Godden's story is timeless in many ways that seem to be related to portraying problems to highlight them. As a writer, she was never patronising enough to say 'and this is really bad' in her books, meaning that the sexism that allows Tom to give orders while the girls wheedle, the bigotry against brunettes - absolutely a thing in the past, still around in the 80s when I was born, still very much current with people who are, um, not well-educated - and the misunderstandings between people are shown, meaning we have to infer about meaning (which is... somewhat Japanese.) The actual Japanese cultural detail is interesting, and portrayed in a way that unlike in the Adeline Yen Mah book I just reviewed, doesn't feel like you're being beaten around the head. Some of it is wrong. Japanese girls' names most certainly do not all end in the suffix '-ko.' Some of it is outdated by the time of the book being written and published.
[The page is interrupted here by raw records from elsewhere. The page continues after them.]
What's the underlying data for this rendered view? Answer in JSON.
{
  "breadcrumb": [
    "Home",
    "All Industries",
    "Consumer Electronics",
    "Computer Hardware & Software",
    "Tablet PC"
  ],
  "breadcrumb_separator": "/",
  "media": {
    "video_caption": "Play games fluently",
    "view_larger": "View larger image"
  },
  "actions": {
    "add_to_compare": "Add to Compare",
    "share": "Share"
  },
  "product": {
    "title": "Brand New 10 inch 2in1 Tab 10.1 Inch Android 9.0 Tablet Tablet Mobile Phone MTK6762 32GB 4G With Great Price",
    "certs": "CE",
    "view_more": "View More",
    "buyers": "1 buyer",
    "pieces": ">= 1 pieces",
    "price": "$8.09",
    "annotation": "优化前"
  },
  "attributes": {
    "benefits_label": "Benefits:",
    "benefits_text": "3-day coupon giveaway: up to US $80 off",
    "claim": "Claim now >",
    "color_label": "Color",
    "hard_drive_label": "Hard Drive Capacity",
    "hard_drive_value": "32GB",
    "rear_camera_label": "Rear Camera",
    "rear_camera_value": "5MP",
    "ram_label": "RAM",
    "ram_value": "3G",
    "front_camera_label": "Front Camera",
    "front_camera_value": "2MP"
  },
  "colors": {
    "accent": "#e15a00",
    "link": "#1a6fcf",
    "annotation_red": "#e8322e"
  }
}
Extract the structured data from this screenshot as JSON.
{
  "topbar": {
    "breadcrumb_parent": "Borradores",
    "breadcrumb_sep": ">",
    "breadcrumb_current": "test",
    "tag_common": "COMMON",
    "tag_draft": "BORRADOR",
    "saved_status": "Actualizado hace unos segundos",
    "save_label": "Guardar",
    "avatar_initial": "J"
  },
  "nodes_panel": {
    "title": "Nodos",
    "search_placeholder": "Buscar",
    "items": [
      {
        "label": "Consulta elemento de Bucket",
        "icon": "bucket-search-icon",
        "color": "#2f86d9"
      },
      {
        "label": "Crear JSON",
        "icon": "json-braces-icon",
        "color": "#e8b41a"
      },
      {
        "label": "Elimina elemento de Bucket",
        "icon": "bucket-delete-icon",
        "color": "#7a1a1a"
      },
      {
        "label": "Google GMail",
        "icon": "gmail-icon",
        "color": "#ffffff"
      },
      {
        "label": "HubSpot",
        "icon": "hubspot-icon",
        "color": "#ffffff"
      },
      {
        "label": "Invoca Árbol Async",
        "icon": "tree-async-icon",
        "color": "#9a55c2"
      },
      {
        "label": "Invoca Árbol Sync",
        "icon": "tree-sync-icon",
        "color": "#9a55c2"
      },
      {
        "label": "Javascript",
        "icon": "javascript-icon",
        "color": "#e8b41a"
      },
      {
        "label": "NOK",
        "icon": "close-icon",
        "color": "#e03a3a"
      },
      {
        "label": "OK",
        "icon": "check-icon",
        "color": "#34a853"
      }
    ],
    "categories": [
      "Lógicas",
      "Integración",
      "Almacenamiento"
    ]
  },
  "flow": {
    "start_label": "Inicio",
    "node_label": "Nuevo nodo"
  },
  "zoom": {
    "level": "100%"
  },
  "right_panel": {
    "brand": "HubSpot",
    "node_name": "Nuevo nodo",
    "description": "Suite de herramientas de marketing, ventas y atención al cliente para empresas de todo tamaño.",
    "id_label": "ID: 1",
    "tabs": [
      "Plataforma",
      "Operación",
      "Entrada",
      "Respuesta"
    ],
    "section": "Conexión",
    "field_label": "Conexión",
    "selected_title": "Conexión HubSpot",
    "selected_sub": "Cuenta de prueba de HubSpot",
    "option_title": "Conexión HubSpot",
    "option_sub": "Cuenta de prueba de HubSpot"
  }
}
Japanese homes in 1961 would not have had fireboxes in the floor, although the dolls' house is clearly a portrayal of a historical form of home and therefore it's appropriate (and I am also not clear on when, exactly, the novel is set: I think it might have been pre-WW2 if there is a girl being sent home from colonial India, in which case fireboxes absolutely still were a thing.)

A final thing: I'm fascinated by how this book being written relates to the end of Japan being perceived as That Country That Did All That Bad Stuff, and also the end of 'Made in Japan' as a mark of poor workmanship, but rather as a mark of quality, care and heritage. There's a dissertation there, if anyone cares to write it.